Evan has asked about another Greenland paddle, this time longer and with slightly different dimensions. So, a trip over to Condon Lumber brought home a couple of pieces of lumber. Condon keeps a large stack of cedar at one end of their yard, fully exposed to our wonderful 4 season weather. A yard worker there opened the stack with a fork lift, helping me find a suitable flitch, 8/4s thick, about 8 inches wide, 12 feet long.
Update: July 14
Two solid 2x4s (real 2″, real 4″), then cut to approximate length. It’s always interesting to see how wood moves. After cutting, one piece developed a slight bow: 1/8 ” over a 7 foot length. The other piece did not. We’ll see what they look like tomorrow. 3-4 days in the shop after years sitting outside in a stack.
Update: July 15
The ideal grain orientation for almost any project is “vertical.” None of the lumber available provided a way to get there directly. (i.e. no pieces 3+ inches thick, none from the absolute center of the tree) So, let’s tilt our object within the board to get closer.

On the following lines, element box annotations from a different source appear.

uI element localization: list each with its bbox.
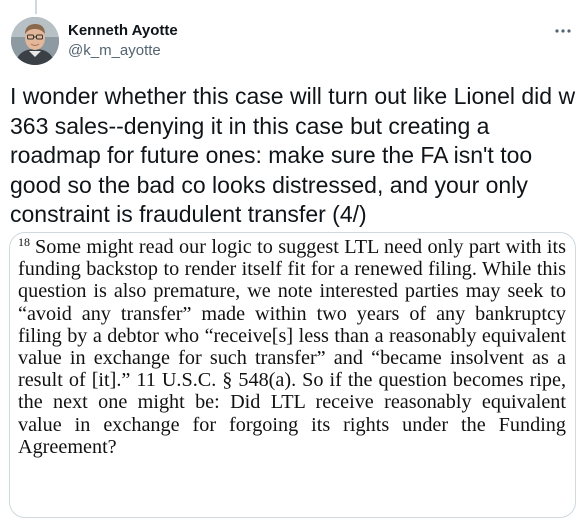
footnote-number: 18 xyxy=(18,235,30,249)
ellipsis-icon xyxy=(555,29,571,33)
excerpt-text: Some might read our logic to suggest LTL… xyxy=(18,236,566,458)
tweet-media-image[interactable]: 18 Some might read our logic to suggest L… xyxy=(9,232,576,518)
thread-connector-line xyxy=(35,0,37,14)
tweet-text: I wonder whether this case will turn out… xyxy=(10,83,576,227)
avatar[interactable] xyxy=(11,17,59,65)
legal-excerpt: 18 Some might read our logic to suggest L… xyxy=(18,236,566,458)
profile-photo-icon xyxy=(11,17,59,65)
more-options-button[interactable] xyxy=(548,20,578,42)
author-handle[interactable]: @k_m_ayotte xyxy=(68,42,161,59)
author-display-name[interactable]: Kenneth Ayotte xyxy=(68,22,178,39)
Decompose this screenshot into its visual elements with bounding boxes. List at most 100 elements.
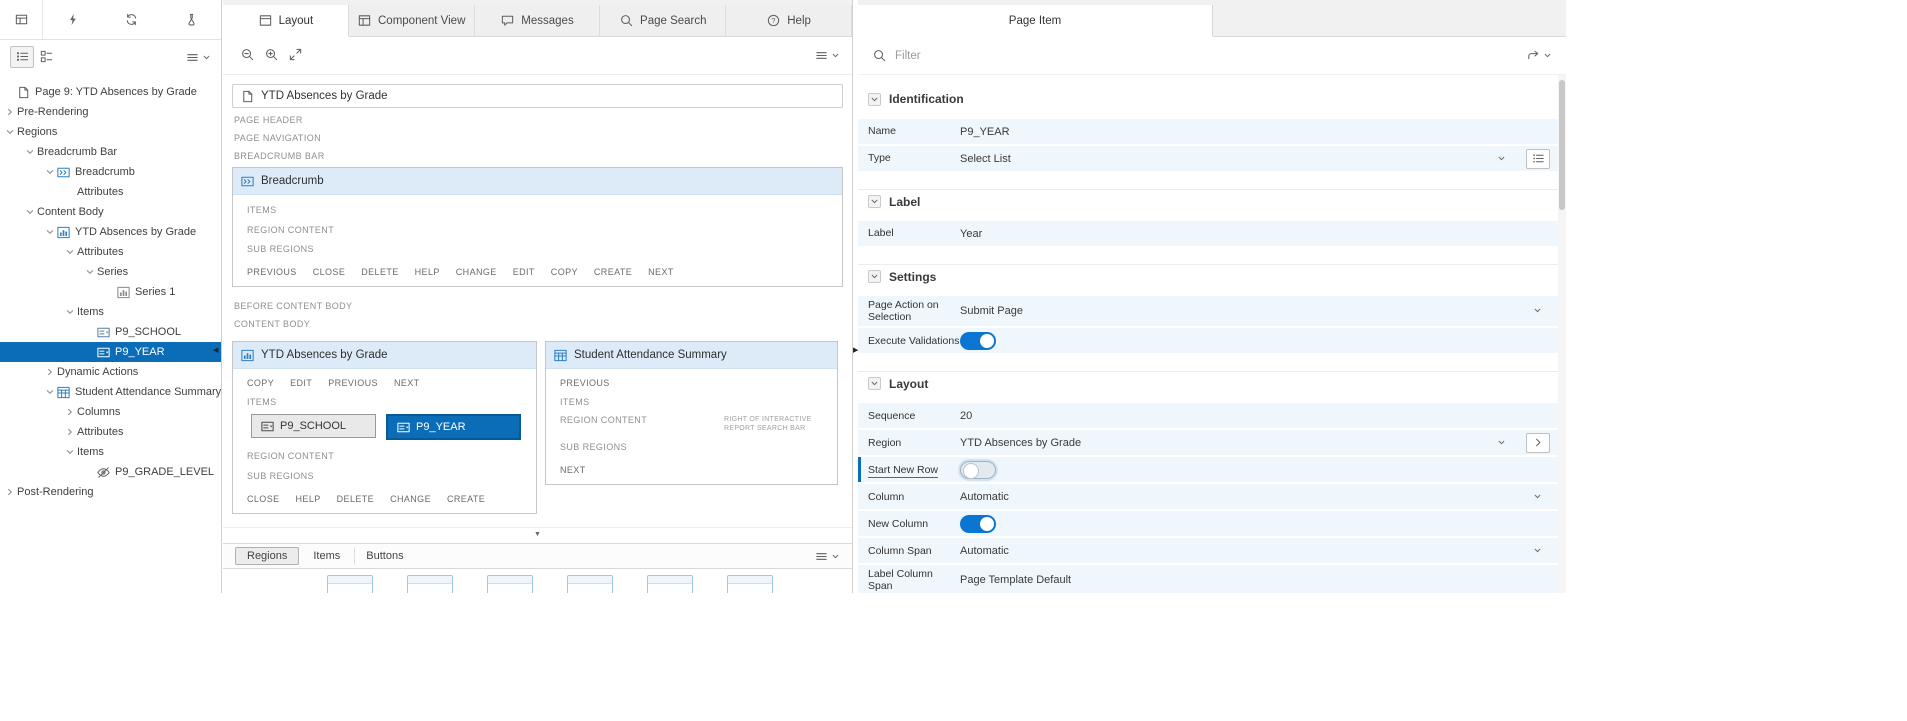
chevron-down-icon[interactable] (1533, 302, 1542, 320)
tree-item-series-1[interactable]: Series 1 (0, 282, 221, 302)
tree-item-page-9-ytd-absences-by-grade[interactable]: Page 9: YTD Absences by Grade (0, 82, 221, 102)
list-btn-button[interactable] (1526, 149, 1550, 169)
tree-chevron-down-icon[interactable] (64, 307, 76, 317)
bolt-button[interactable] (43, 0, 102, 39)
group-header-layout[interactable]: Layout (858, 371, 1558, 395)
tree-chevron-down-icon[interactable] (24, 207, 36, 217)
toggle-execute-validations[interactable] (960, 332, 996, 350)
zoom-in-button[interactable] (259, 44, 283, 66)
tree-item-pre-rendering[interactable]: Pre-Rendering (0, 102, 221, 122)
tree-item-series[interactable]: Series (0, 262, 221, 282)
property-value-page-action-on-selection[interactable]: Submit Page (960, 305, 1023, 317)
tree-item-columns[interactable]: Columns (0, 402, 221, 422)
ordered-list-button[interactable] (10, 46, 34, 68)
toggle-start-new-row[interactable] (960, 461, 996, 479)
tree-item-items[interactable]: Items (0, 302, 221, 322)
property-scrollbar[interactable] (1558, 75, 1566, 593)
sync-button[interactable] (102, 0, 161, 39)
tree-menu-button[interactable] (185, 50, 211, 65)
breadcrumb-action-help[interactable]: HELP (415, 267, 440, 277)
chart-action-close[interactable]: CLOSE (247, 494, 280, 504)
group-header-identification[interactable]: Identification (858, 87, 1558, 111)
layout-menu-button[interactable] (814, 48, 840, 63)
filter-input[interactable] (895, 50, 1518, 62)
tree-chevron-down-icon[interactable] (64, 447, 76, 457)
breadcrumb-region[interactable]: Breadcrumb ITEMS REGION CONTENT SUB REGI… (232, 167, 843, 287)
tab-messages[interactable]: Messages (475, 5, 601, 37)
tree-item-attributes[interactable]: Attributes (0, 182, 221, 202)
chart-action-copy[interactable]: COPY (247, 378, 274, 388)
tree-item-breadcrumb[interactable]: Breadcrumb (0, 162, 221, 182)
chart-action-edit[interactable]: EDIT (290, 378, 312, 388)
zoom-out-button[interactable] (235, 44, 259, 66)
chevron-down-icon[interactable] (1533, 488, 1542, 506)
summary-action-previous[interactable]: PREVIOUS (560, 378, 610, 388)
tree-chevron-down-icon[interactable] (44, 167, 56, 177)
breadcrumb-action-edit[interactable]: EDIT (513, 267, 535, 277)
breadcrumb-action-change[interactable]: CHANGE (456, 267, 497, 277)
breadcrumb-action-next[interactable]: NEXT (648, 267, 674, 277)
summary-action-next[interactable]: NEXT (560, 465, 586, 475)
tree-item-items[interactable]: Items (0, 442, 221, 462)
right-splitter-collapse-icon[interactable]: ▶ (853, 347, 858, 354)
region-template-thumb[interactable] (647, 575, 693, 593)
tree-chevron-right-icon[interactable] (64, 407, 76, 417)
tree-item-p9-grade-level[interactable]: P9_GRADE_LEVEL (0, 462, 221, 482)
property-value-column[interactable]: Automatic (960, 491, 1009, 503)
tree-chevron-down-icon[interactable] (84, 267, 96, 277)
left-splitter-collapse-icon[interactable]: ◀ (213, 347, 218, 354)
collapse-icon[interactable] (868, 270, 881, 283)
chart-region-header[interactable]: YTD Absences by Grade (233, 342, 536, 369)
scrollbar-thumb[interactable] (1559, 80, 1565, 210)
chart-action-previous[interactable]: PREVIOUS (328, 378, 378, 388)
property-value-label-column-span[interactable]: Page Template Default (960, 574, 1071, 586)
group-list-button[interactable] (34, 46, 58, 68)
tree-item-content-body[interactable]: Content Body (0, 202, 221, 222)
gallery-tab-items[interactable]: Items (301, 547, 352, 565)
collapse-icon[interactable] (868, 195, 881, 208)
horizontal-splitter[interactable]: ▼ (223, 527, 852, 543)
chevron-down-icon[interactable] (1497, 150, 1506, 168)
region-template-thumb[interactable] (487, 575, 533, 593)
tree-item-student-attendance-summary[interactable]: Student Attendance Summary (0, 382, 221, 402)
tree-item-attributes[interactable]: Attributes (0, 422, 221, 442)
property-value-sequence[interactable]: 20 (960, 410, 972, 422)
tree-chevron-right-icon[interactable] (64, 427, 76, 437)
property-value-region[interactable]: YTD Absences by Grade (960, 437, 1081, 449)
tree-chevron-down-icon[interactable] (44, 227, 56, 237)
chart-action-change[interactable]: CHANGE (390, 494, 431, 504)
tree-item-post-rendering[interactable]: Post-Rendering (0, 482, 221, 502)
tab-help[interactable]: ?Help (726, 5, 852, 37)
arrow-right-btn-button[interactable] (1526, 433, 1550, 453)
tree-item-attributes[interactable]: Attributes (0, 242, 221, 262)
tree-chevron-down-icon[interactable] (64, 247, 76, 257)
property-value-type[interactable]: Select List (960, 153, 1011, 165)
chart-action-help[interactable]: HELP (296, 494, 321, 504)
tree-chevron-down-icon[interactable] (4, 127, 16, 137)
tree-item-regions[interactable]: Regions (0, 122, 221, 142)
collapse-icon[interactable] (868, 93, 881, 106)
region-template-thumb[interactable] (407, 575, 453, 593)
tree-item-ytd-absences-by-grade[interactable]: YTD Absences by Grade (0, 222, 221, 242)
gallery-tab-buttons[interactable]: Buttons (354, 547, 415, 565)
tree-chevron-down-icon[interactable] (44, 387, 56, 397)
tab-page-search[interactable]: Page Search (600, 5, 726, 37)
chart-region[interactable]: YTD Absences by Grade COPYEDITPREVIOUSNE… (232, 341, 537, 514)
grid-menu-button[interactable] (0, 0, 43, 39)
breadcrumb-action-create[interactable]: CREATE (594, 267, 632, 277)
tree-item-dynamic-actions[interactable]: Dynamic Actions (0, 362, 221, 382)
region-template-thumb[interactable] (327, 575, 373, 593)
tree-chevron-down-icon[interactable] (24, 147, 36, 157)
tab-page-item[interactable]: Page Item (858, 5, 1213, 37)
breadcrumb-action-delete[interactable]: DELETE (361, 267, 398, 277)
breadcrumb-action-previous[interactable]: PREVIOUS (247, 267, 297, 277)
breadcrumb-action-close[interactable]: CLOSE (313, 267, 346, 277)
layout-item-p9-school[interactable]: P9_SCHOOL (251, 414, 376, 438)
breadcrumb-action-copy[interactable]: COPY (551, 267, 578, 277)
expand-button[interactable] (283, 44, 307, 66)
region-template-thumb[interactable] (727, 575, 773, 593)
tab-layout[interactable]: Layout (223, 5, 349, 37)
chart-action-create[interactable]: CREATE (447, 494, 485, 504)
chart-action-delete[interactable]: DELETE (337, 494, 374, 504)
property-value-column-span[interactable]: Automatic (960, 545, 1009, 557)
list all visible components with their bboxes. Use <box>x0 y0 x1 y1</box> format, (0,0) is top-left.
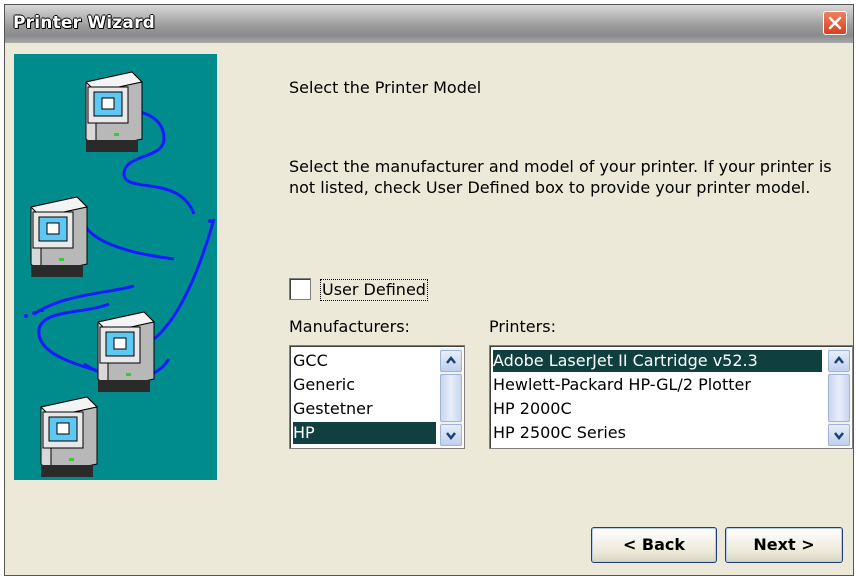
printers-label: Printers: <box>489 317 556 336</box>
back-button[interactable]: < Back <box>591 527 717 563</box>
scroll-thumb[interactable] <box>828 374 850 422</box>
chevron-down-icon <box>834 432 844 441</box>
scroll-up-button[interactable] <box>828 350 850 372</box>
title-bar[interactable]: Printer Wizard <box>5 5 853 43</box>
printer-wizard-window: Printer Wizard Select the Printer Model … <box>4 4 854 576</box>
manufacturer-item[interactable]: GCC <box>293 350 436 372</box>
user-defined-label[interactable]: User Defined <box>320 279 428 301</box>
wizard-banner <box>14 54 217 480</box>
printers-listbox[interactable]: Adobe LaserJet II Cartridge v52.3 Hewlet… <box>489 345 853 449</box>
printer-item[interactable]: HP 2000C <box>493 398 822 420</box>
manufacturer-item[interactable]: Gestetner <box>293 398 436 420</box>
close-icon <box>828 16 842 30</box>
chevron-up-icon <box>834 355 844 364</box>
page-description: Select the manufacturer and model of you… <box>289 157 832 197</box>
printer-item[interactable]: HP 2500C Series <box>493 422 822 444</box>
scroll-down-button[interactable] <box>440 424 462 446</box>
manufacturer-item-selected[interactable]: HP <box>293 422 436 444</box>
manufacturers-label: Manufacturers: <box>289 317 410 336</box>
scroll-up-button[interactable] <box>440 350 462 372</box>
printer-item-selected[interactable]: Adobe LaserJet II Cartridge v52.3 <box>493 350 822 372</box>
close-button[interactable] <box>823 11 847 35</box>
window-title: Printer Wizard <box>13 13 156 33</box>
next-button[interactable]: Next > <box>725 527 843 563</box>
scroll-thumb[interactable] <box>440 374 462 422</box>
manufacturers-listbox[interactable]: GCC Generic Gestetner HP <box>289 345 465 449</box>
chevron-down-icon <box>446 432 456 441</box>
chevron-up-icon <box>446 355 456 364</box>
manufacturers-scrollbar[interactable] <box>440 348 462 446</box>
network-computers-illustration <box>24 71 216 478</box>
scroll-down-button[interactable] <box>828 424 850 446</box>
user-defined-checkbox[interactable] <box>289 278 311 300</box>
manufacturer-item[interactable]: Generic <box>293 374 436 396</box>
printers-scrollbar[interactable] <box>828 348 850 446</box>
page-heading: Select the Printer Model <box>289 78 482 97</box>
printer-item[interactable]: Hewlett-Packard HP-GL/2 Plotter <box>493 374 822 396</box>
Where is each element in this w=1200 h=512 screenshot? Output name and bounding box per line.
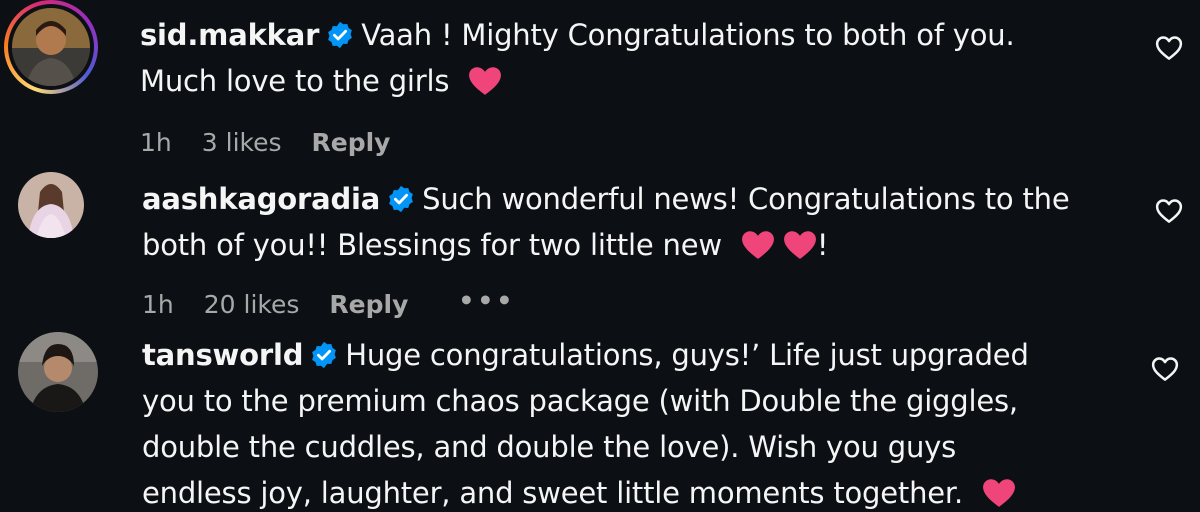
comment-line: Huge congratulations, guys!’ Life just u… xyxy=(345,338,1029,372)
pink-heart-emoji xyxy=(783,231,816,259)
comment-line: Vaah ! Mighty Congratulations to both of… xyxy=(361,18,1015,52)
comment-text: sid.makkar Vaah ! Mighty Congratulations … xyxy=(140,12,1140,104)
heart-outline-icon[interactable] xyxy=(1154,33,1184,63)
verified-badge-icon xyxy=(328,21,353,49)
avatar[interactable] xyxy=(18,332,98,412)
timestamp: 1h xyxy=(142,290,174,319)
username[interactable]: sid.makkar xyxy=(140,18,319,52)
reply-button[interactable]: Reply xyxy=(312,128,391,157)
heart-outline-icon[interactable] xyxy=(1154,196,1184,226)
more-options-icon[interactable]: ••• xyxy=(458,286,515,315)
comment-meta: 1h 3 likes Reply xyxy=(140,128,420,157)
username[interactable]: tansworld xyxy=(142,338,303,372)
avatar[interactable] xyxy=(18,172,84,238)
likes-count[interactable]: 3 likes xyxy=(202,128,282,157)
heart-outline-icon[interactable] xyxy=(1150,354,1180,384)
username[interactable]: aashkagoradia xyxy=(142,182,380,216)
comment-text: tansworld Huge congratulations, guys!’ Li… xyxy=(142,332,1152,512)
comment-line: double the cuddles, and double the love)… xyxy=(142,430,957,464)
reply-button[interactable]: Reply xyxy=(329,290,408,319)
comment-line: endless joy, laughter, and sweet little … xyxy=(142,476,963,510)
comments-thread: sid.makkar Vaah ! Mighty Congratulations … xyxy=(0,0,1200,512)
comment-item: aashkagoradia Such wonderful news! Congra… xyxy=(0,170,1200,330)
comment-meta: 1h 20 likes Reply ••• xyxy=(142,286,545,319)
comment-line: both of you!! Blessings for two little n… xyxy=(142,228,722,262)
pink-heart-emoji xyxy=(983,479,1015,507)
comment-line: you to the premium chaos package (with D… xyxy=(142,384,1018,418)
likes-count[interactable]: 20 likes xyxy=(204,290,300,319)
comment-suffix: ! xyxy=(816,228,829,262)
comment-item: tansworld Huge congratulations, guys!’ Li… xyxy=(0,330,1200,512)
comment-line: Such wonderful news! Congratulations to … xyxy=(422,182,1070,216)
comment-line: Much love to the girls xyxy=(140,64,450,98)
pink-heart-emoji xyxy=(469,67,502,95)
pink-heart-emoji xyxy=(741,231,774,259)
timestamp: 1h xyxy=(140,128,172,157)
verified-badge-icon xyxy=(389,185,413,213)
verified-badge-icon xyxy=(312,341,337,369)
comment-item: sid.makkar Vaah ! Mighty Congratulations … xyxy=(0,0,1200,170)
comment-text: aashkagoradia Such wonderful news! Congra… xyxy=(142,176,1142,268)
avatar[interactable] xyxy=(12,8,90,86)
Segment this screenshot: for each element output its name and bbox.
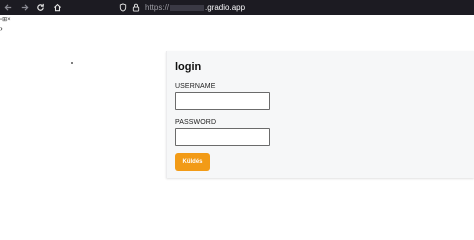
username-field[interactable] bbox=[175, 92, 270, 110]
url-domain: .gradio.app bbox=[205, 3, 246, 12]
url-protocol: https:// bbox=[145, 3, 170, 12]
username-label: USERNAME bbox=[175, 83, 216, 90]
submit-button[interactable]: Küldés bbox=[175, 153, 210, 171]
home-icon[interactable] bbox=[52, 0, 63, 15]
arrow-right-icon[interactable] bbox=[19, 0, 30, 15]
redacted-subdomain bbox=[170, 4, 205, 11]
lock-icon[interactable] bbox=[131, 0, 141, 15]
browser-toolbar: https:// .gradio.app bbox=[0, 0, 474, 15]
address-bar[interactable]: https:// .gradio.app bbox=[145, 0, 245, 15]
password-field[interactable] bbox=[175, 128, 270, 146]
login-card bbox=[166, 51, 474, 178]
page-top-controls[interactable]: ▫⊞× bbox=[0, 16, 11, 24]
password-label: PASSWORD bbox=[175, 119, 217, 126]
reload-icon[interactable] bbox=[35, 0, 46, 15]
stray-dot bbox=[71, 62, 73, 64]
arrow-left-icon[interactable] bbox=[3, 0, 14, 15]
page-title: login bbox=[175, 61, 202, 73]
expand-caret-icon[interactable]: › bbox=[0, 24, 3, 34]
shield-icon[interactable] bbox=[118, 0, 128, 15]
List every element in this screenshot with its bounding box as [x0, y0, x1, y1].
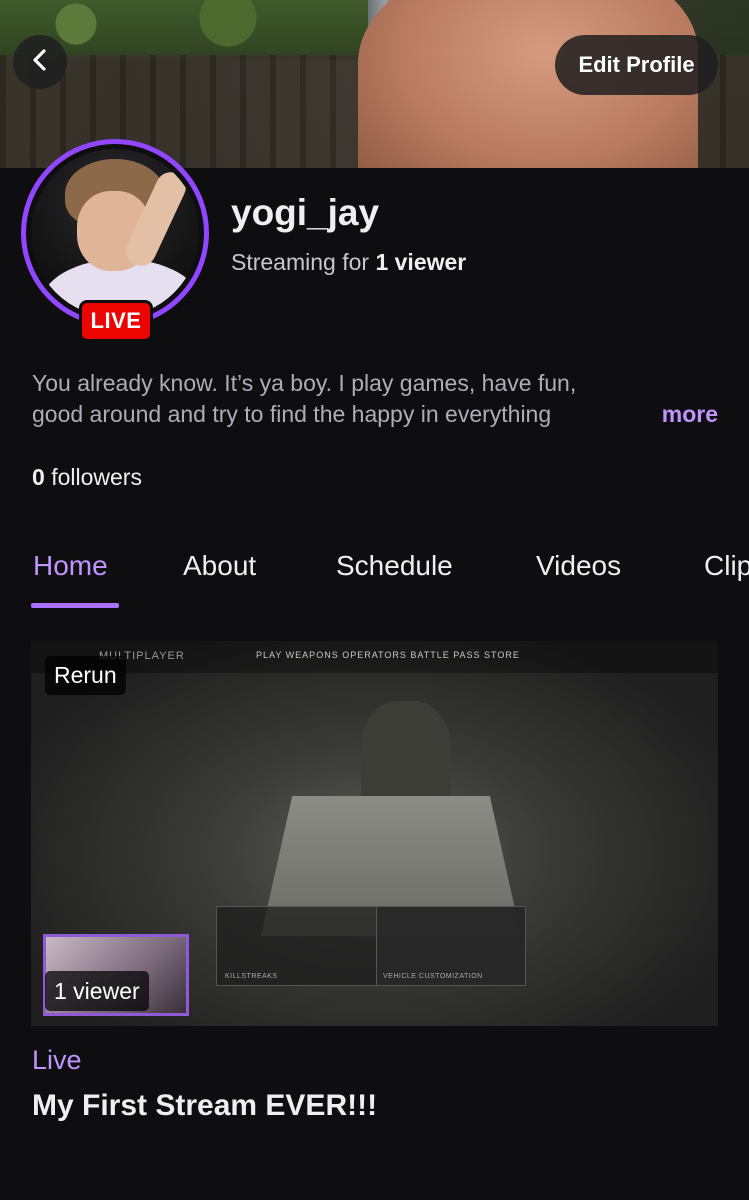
channel-page: Edit Profile LIVE yogi_jay Streaming for…	[0, 0, 749, 1200]
rerun-badge: Rerun	[45, 656, 126, 695]
tab-videos[interactable]: Videos	[536, 550, 621, 582]
panel-vehicle-label: VEHICLE CUSTOMIZATION	[383, 973, 483, 980]
viewer-count: 1 viewer	[375, 249, 467, 275]
tab-clips[interactable]: Clips	[704, 550, 749, 582]
bio-more-link[interactable]: more	[631, 399, 718, 430]
followers-label: followers	[51, 464, 142, 490]
stream-thumbnail[interactable]: MULTIPLAYER PLAY WEAPONS OPERATORS BATTL…	[31, 641, 718, 1026]
active-tab-indicator	[31, 603, 119, 608]
channel-username: yogi_jay	[231, 192, 380, 233]
live-badge: LIVE	[79, 300, 153, 342]
back-button[interactable]	[13, 35, 67, 89]
game-panel-vehicle: VEHICLE CUSTOMIZATION	[376, 906, 526, 986]
followers-count[interactable]: 0 followers	[32, 464, 142, 491]
streaming-status: Streaming for 1 viewer	[231, 249, 466, 276]
streaming-prefix: Streaming for	[231, 249, 370, 275]
avatar-image	[31, 149, 199, 317]
tab-about[interactable]: About	[183, 550, 256, 582]
channel-tabs: Home About Schedule Videos Clips	[0, 545, 749, 610]
channel-bio: You already know. It’s ya boy. I play ga…	[32, 368, 722, 430]
thumbnail-viewer-badge: 1 viewer	[45, 971, 149, 1011]
game-hud-menu: PLAY WEAPONS OPERATORS BATTLE PASS STORE	[256, 650, 520, 660]
tab-schedule[interactable]: Schedule	[336, 550, 453, 582]
stream-status-label: Live	[32, 1045, 82, 1075]
tab-home[interactable]: Home	[33, 550, 108, 582]
bio-line-1: You already know. It’s ya boy. I play ga…	[32, 370, 577, 396]
avatar[interactable]	[21, 139, 209, 327]
edit-profile-button[interactable]: Edit Profile	[555, 35, 718, 95]
bio-line-2: good around and try to find the happy in…	[32, 401, 552, 427]
chevron-left-icon	[28, 48, 52, 77]
followers-number: 0	[32, 464, 45, 490]
stream-title[interactable]: My First Stream EVER!!!	[32, 1089, 377, 1123]
panel-killstreaks-label: KILLSTREAKS	[225, 973, 278, 980]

The desired finished dimensions are ~ near / within ~ 1.5 inches by 3.25 inches. Layout some more guide lines and start reducing. The drawknife makes for quick waste removal.
…and that 12 foot long workbench makes the work easier.
P.S. that little bow noted earlier isn’t going to make a difference. Just a curious observation.
Update: July 17
After grain reorientation, I have a board that is 1.5 inches by 3.5 inches, ready for final layout. The angled edges won’t matter, as they were always going to be cut away.
Update: July 21
Moving slowly … cautious of wood movement as bulk of waste is removed. Best news: no twist!